Motion des délégué⋅es de formations du 30 janvier 2020

Les délégué⋅es des formations de l’ENS de Lyon, réuni⋅es pour leur assemblée trimestrielle le 30 janvier 2020, alertent la présidence et les équipes enseignantes de l’École sur les points suivants.

Les délégué⋅es constatent depuis plusieurs années un malaise croissant chez les étudiant⋅es de l’École qui se traduit par une situation de santé dégradée (comme en atteste le rapport du service médical sur l’année scolaire écoulée). Cette situation est en lien direct avec l’organisation des études, et en particulier avec :

  • la relative opacité des critères définissant la « scolarité normalienne »,
  • la centralisation des décisions concernant les parcours étudiants, qui fait peser d’importantes incertitudes sur des projets pourtant construits avec les équipes enseignantes,
  • la considérable complexification des procédures administratives liées aux études,
  • le manque de prise en compte des temporalités propres aux différentes formations dans la construction d’un diplôme de l’ENS unifié,
  • l’absence de soutien de l’École à certaines filières de formation, en particulier celles qui ne sont pas assurées sur son campus.

En conséquence, les délégué⋅es souhaitent en particulier renforcer le dialogue entre équipes enseignant⋅es et étudiant⋅es dans les différentes formations, concernant la vie et la conception des formations. Concrètement, ils et elles appellent à la constitution d’instances de discussion pérennes dans chaque département.

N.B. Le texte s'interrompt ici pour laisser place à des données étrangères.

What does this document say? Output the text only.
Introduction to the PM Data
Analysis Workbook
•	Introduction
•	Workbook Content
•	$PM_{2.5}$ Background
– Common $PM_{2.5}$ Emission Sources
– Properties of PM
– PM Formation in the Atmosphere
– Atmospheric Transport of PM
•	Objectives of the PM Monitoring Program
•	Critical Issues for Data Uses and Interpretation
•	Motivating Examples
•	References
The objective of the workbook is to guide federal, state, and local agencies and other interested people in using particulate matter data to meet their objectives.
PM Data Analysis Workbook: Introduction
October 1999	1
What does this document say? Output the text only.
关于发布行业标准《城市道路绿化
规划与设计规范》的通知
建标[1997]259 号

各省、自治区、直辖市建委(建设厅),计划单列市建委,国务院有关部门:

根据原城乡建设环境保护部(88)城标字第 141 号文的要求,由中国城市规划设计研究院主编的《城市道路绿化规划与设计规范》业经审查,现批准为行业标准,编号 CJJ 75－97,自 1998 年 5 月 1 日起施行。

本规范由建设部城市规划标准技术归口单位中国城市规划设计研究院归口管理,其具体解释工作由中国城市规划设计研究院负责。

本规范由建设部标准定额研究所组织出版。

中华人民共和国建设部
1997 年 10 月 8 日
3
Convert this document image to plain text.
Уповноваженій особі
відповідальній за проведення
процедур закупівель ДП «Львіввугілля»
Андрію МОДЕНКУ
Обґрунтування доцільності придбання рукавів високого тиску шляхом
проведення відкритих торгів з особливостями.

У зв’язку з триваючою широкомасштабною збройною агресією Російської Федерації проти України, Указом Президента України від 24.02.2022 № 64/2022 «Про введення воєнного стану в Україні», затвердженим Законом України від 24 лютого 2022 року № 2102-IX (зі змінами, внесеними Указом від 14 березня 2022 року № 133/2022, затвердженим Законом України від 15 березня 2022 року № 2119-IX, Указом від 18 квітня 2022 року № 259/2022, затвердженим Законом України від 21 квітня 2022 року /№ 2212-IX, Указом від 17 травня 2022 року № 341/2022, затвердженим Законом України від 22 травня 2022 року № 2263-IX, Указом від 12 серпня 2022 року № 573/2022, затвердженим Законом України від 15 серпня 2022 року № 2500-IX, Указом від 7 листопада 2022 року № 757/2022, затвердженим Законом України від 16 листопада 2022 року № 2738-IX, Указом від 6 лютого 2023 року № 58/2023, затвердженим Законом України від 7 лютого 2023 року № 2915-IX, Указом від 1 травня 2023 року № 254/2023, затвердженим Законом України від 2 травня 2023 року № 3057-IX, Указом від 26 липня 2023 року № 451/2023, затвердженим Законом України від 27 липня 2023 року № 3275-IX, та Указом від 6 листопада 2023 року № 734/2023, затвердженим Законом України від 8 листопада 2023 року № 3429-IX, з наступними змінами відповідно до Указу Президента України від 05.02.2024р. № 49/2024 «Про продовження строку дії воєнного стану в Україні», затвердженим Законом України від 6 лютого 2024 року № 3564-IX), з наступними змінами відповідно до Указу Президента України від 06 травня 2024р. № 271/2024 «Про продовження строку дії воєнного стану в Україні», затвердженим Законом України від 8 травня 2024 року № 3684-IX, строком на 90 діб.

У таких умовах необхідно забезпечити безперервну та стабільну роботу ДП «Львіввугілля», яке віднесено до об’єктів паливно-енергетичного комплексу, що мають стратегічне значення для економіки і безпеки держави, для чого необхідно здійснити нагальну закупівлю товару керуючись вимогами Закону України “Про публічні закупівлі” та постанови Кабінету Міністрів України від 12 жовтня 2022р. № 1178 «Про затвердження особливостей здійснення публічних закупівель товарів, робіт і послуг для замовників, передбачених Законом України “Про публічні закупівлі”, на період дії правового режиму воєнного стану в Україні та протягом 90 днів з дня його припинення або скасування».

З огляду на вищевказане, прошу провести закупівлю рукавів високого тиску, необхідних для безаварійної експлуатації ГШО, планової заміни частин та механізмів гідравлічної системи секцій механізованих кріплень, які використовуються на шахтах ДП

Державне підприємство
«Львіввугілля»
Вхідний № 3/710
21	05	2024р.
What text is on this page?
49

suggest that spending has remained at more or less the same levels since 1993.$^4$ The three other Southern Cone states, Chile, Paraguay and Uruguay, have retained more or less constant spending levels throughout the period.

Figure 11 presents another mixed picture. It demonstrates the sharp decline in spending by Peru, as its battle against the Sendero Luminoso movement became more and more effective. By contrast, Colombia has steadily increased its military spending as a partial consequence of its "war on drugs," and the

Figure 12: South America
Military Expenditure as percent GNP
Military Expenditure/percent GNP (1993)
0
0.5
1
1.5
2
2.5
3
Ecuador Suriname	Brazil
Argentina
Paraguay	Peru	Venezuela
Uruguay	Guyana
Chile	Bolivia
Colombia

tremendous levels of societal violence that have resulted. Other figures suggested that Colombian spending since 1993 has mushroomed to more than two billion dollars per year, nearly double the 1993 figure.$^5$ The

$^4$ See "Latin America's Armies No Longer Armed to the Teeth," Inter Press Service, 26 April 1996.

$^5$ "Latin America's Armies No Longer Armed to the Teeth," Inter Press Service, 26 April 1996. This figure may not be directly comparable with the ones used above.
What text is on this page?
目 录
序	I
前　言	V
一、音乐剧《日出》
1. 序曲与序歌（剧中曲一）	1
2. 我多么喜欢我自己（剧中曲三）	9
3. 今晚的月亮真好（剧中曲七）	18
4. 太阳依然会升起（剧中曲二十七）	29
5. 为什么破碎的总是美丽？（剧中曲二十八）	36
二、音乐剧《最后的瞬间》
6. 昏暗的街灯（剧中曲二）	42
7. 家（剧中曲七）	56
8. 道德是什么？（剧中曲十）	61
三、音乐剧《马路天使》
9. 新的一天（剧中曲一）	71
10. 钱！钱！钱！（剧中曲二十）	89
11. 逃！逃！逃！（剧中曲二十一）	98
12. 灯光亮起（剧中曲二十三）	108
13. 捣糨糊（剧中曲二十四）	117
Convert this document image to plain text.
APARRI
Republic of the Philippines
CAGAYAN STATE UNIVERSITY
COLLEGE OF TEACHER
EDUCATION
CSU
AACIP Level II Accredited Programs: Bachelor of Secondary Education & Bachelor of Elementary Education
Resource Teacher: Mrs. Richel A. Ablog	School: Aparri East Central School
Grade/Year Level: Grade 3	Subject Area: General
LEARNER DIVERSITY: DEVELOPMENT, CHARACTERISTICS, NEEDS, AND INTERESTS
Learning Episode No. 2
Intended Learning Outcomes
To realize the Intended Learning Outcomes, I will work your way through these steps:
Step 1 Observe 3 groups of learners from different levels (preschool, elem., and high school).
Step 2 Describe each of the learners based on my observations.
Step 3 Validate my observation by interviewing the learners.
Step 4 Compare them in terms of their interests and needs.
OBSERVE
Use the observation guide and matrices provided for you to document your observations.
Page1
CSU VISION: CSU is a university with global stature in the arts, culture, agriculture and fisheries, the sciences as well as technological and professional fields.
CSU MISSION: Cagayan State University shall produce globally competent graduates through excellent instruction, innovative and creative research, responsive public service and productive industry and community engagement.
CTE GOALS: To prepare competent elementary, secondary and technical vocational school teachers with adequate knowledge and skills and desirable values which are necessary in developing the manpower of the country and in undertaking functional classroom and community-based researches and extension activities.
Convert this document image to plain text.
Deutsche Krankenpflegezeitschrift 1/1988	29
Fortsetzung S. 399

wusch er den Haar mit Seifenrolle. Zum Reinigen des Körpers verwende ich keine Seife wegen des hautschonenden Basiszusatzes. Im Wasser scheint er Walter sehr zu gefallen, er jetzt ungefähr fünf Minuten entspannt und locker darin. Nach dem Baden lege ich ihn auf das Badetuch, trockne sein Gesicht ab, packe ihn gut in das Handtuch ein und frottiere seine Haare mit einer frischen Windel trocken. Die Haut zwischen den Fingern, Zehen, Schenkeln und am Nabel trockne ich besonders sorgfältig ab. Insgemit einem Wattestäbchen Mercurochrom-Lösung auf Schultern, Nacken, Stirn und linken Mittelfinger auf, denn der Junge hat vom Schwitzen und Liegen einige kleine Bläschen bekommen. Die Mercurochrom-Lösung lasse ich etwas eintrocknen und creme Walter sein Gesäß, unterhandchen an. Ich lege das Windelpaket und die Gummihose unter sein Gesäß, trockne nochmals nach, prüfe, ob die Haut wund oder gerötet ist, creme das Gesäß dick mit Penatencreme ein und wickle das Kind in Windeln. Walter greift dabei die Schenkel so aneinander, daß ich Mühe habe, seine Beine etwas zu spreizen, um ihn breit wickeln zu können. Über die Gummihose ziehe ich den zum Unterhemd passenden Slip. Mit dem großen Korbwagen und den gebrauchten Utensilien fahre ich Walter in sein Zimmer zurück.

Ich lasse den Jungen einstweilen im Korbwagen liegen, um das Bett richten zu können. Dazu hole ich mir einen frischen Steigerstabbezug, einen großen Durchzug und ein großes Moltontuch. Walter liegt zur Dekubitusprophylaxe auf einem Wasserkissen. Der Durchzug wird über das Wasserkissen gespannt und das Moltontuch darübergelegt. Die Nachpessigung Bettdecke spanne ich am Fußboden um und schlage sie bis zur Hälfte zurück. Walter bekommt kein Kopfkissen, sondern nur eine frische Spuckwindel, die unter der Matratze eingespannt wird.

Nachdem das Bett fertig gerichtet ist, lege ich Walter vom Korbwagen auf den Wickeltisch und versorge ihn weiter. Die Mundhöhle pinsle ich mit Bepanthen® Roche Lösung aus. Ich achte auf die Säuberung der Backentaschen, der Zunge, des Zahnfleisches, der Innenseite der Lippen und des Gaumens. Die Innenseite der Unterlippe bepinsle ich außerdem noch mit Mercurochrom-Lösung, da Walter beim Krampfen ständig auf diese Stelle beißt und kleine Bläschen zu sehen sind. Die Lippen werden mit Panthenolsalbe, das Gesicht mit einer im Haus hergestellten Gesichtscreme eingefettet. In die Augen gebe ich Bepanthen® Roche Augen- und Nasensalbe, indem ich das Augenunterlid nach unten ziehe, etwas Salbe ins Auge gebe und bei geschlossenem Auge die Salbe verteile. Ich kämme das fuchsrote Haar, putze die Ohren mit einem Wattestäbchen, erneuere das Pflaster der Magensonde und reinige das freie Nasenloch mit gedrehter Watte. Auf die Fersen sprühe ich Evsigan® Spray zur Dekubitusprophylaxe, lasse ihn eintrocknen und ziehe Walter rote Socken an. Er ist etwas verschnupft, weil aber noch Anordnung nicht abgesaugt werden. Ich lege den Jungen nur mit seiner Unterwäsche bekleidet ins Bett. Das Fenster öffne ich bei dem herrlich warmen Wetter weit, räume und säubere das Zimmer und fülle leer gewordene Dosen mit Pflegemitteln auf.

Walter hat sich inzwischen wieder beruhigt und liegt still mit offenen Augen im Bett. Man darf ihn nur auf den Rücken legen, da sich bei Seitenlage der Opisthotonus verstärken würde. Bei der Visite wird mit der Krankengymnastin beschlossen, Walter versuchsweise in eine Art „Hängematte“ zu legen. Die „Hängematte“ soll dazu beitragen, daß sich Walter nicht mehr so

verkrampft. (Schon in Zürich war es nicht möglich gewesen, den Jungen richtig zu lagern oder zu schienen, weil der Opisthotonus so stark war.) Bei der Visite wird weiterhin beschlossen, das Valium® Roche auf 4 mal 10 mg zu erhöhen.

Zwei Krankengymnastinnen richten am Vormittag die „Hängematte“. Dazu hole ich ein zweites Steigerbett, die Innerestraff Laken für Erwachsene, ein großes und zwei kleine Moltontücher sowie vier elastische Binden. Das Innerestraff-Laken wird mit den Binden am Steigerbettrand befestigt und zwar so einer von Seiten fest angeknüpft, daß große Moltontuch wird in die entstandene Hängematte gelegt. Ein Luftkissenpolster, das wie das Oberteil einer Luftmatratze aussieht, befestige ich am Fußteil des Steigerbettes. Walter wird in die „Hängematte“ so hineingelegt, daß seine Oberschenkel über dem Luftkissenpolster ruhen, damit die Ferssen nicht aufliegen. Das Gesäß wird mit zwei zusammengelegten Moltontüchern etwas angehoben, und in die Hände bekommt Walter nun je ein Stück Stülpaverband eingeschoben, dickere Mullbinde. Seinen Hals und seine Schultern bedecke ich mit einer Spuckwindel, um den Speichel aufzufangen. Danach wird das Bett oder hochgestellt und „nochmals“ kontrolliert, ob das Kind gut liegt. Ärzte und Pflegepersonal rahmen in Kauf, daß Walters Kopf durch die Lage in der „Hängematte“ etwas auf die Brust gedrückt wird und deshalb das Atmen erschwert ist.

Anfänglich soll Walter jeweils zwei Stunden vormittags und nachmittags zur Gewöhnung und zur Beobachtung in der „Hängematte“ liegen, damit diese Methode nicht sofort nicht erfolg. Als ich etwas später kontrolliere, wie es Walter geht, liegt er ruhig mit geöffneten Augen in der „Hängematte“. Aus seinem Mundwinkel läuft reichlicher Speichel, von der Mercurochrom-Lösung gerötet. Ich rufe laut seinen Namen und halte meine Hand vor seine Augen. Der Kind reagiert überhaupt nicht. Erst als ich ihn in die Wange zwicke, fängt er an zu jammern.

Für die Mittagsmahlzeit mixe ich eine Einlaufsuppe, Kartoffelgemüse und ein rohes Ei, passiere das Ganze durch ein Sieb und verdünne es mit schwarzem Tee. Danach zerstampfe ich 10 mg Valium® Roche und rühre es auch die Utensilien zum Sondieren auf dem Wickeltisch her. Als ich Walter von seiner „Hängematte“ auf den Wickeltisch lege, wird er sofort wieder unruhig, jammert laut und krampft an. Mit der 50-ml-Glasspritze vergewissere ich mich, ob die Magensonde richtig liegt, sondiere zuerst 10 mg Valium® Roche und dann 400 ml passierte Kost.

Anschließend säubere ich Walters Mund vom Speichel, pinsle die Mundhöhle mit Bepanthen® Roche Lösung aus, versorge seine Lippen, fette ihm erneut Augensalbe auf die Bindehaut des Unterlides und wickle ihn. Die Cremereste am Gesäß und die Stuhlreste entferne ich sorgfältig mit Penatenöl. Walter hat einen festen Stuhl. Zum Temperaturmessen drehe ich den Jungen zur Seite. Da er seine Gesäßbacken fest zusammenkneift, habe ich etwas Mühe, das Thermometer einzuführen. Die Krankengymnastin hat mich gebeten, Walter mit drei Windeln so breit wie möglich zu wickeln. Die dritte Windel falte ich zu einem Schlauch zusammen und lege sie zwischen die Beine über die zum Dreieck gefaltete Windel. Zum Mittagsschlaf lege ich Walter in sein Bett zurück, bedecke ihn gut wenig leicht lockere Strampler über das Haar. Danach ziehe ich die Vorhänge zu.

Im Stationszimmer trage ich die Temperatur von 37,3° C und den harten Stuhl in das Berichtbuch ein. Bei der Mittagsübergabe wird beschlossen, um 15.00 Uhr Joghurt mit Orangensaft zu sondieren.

Dans une école qui a vocation à former aux métiers de la recherche par la recherche, le contexte régional et national d’enseignement supérieur et de recherche constitue un facteur aggravant de cette situation problématique :

  • Les étudiant⋅es de l’École expriment des inquiétudes quant à l’avenir de l’ENS dans le projet d’université-cible, suite à l’avis rendu par le jury fin 2019, et restent attaché⋅es à ce que l’École puisse décider de son budget et de son recrutement afin que ces décisions stratégiques soient prises au plus près des formations et de la recherche qu’elles servent.
  • Les étudiant⋅es de l’École s’inquiètent des annonces faites par la ministre F. Vidal dans le cadre de l’élaboration d’une loi de programmation pluriannuelle de la recherche. L’accentuation de la pression évaluative sur les chercheur⋅euses, l’extension de la précarité des débuts de carrière dans le supérieur et la recherche, la concurrence renforcée à l’accès aux moyens de la recherche et de l’enseignement préoccupent nos camarades, qui éprouvent pour la plupart des difficultés à se projeter dans des carrières académiques.

Motion adoptée à l’unanimité des 30 formations représentées.